In a chemistry lab, the students learned tricks that would make the slimemasters at Nickelodeon Studios proud. Wearing lab coats and goggles, they combined sodium borate with fluorescein and a bromophenol blue solution – along with a thickener, guar gum, that’s often used in processed foods – to create fluorescent green slime. “It was pretty cool to get to use and interact with all the equipment in the lab,” said Michael Collazo, who graduated from Edgewater High School’s Engineering Science Technology program and is headed to Valencia this fall.

Yet perhaps the most valuable experience, said 18-year-old Doche Adonis, who just graduated from Evans High School, was meeting the other students in the Institute. “It’s been cool meeting people just like me – fellow geeks who are interested in science.”

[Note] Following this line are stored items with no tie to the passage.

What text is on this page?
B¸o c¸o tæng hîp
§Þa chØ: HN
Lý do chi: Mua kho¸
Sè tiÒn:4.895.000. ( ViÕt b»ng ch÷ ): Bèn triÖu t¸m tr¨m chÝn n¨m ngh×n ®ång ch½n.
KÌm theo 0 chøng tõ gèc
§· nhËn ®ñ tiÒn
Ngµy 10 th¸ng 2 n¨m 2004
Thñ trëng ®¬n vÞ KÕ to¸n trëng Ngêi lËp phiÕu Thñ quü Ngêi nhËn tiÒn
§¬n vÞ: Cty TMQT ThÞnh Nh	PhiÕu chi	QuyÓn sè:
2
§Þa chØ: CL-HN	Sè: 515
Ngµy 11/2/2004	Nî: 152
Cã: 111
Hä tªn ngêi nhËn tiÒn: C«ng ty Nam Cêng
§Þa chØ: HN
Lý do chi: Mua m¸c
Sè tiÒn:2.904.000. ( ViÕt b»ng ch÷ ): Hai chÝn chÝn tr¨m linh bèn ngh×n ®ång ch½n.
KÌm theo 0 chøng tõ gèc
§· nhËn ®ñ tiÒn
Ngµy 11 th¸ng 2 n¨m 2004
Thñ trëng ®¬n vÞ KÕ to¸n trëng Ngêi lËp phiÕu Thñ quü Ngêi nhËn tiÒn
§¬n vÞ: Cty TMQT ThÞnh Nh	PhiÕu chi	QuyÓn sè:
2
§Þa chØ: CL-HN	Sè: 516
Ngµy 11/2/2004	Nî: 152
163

https://www.youtube.com/watch?v=wPdeeCapygw

Summer experiences such as Valencia’s Summer STEM Institute are critical to firing up students’ passions for STEM majors. “By offering the Summer STEM Institute, Valencia College presents students with STEM as a real and attractive possibility, helps them explore different areas of STEM, and fosters the students’ connections with faculty, staff, and STEM professionals so that an education and a career in STEM become personal and meaningful,” said Eda Davis-Lowe, former director of Oregon State University’s Science & Math Investigative Learning Experiences Program and now director of Valencia’s NSF grant program.

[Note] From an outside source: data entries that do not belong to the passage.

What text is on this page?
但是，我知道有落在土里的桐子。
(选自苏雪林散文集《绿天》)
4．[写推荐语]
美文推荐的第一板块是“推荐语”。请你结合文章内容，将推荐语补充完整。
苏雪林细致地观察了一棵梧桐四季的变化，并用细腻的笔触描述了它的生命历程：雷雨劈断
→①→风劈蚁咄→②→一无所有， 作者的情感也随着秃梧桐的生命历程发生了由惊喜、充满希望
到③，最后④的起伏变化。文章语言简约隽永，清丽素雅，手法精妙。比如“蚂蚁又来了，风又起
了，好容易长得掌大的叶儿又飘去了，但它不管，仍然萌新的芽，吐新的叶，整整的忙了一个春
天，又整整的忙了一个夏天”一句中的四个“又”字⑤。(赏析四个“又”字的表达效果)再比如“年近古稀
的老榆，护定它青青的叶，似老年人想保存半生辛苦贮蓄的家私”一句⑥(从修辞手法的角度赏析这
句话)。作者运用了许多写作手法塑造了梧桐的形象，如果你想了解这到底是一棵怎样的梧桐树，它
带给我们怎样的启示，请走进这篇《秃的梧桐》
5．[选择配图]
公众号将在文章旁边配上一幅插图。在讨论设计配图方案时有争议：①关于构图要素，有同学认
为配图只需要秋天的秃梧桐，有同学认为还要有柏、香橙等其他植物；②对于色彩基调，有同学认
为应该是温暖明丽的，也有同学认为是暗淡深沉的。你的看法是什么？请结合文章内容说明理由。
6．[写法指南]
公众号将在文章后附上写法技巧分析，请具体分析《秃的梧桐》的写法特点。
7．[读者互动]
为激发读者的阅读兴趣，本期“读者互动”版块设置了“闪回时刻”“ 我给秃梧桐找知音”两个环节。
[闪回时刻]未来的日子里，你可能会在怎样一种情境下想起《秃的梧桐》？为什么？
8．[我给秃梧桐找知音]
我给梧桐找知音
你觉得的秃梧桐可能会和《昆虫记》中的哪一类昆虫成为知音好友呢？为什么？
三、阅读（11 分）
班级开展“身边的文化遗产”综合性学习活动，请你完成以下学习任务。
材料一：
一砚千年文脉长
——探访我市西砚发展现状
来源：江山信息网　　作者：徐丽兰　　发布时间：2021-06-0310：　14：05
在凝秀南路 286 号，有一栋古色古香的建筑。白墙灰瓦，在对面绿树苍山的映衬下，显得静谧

At the summer program, students also discovered the Valencia advantage — small classes and plenty of interaction with their professors. “As far as I’m concerned, every student who’s interested in college should start at a two-year school,” said Dr. Bob Gessner, a former veterinarian and now dean of Valencia’s science department. “In a university, you’re typically in a classroom of 300 to 400 people…Here at Valencia, you’re in a classroom with 24 to 28 other students. You get to know your professors and they get to know you.”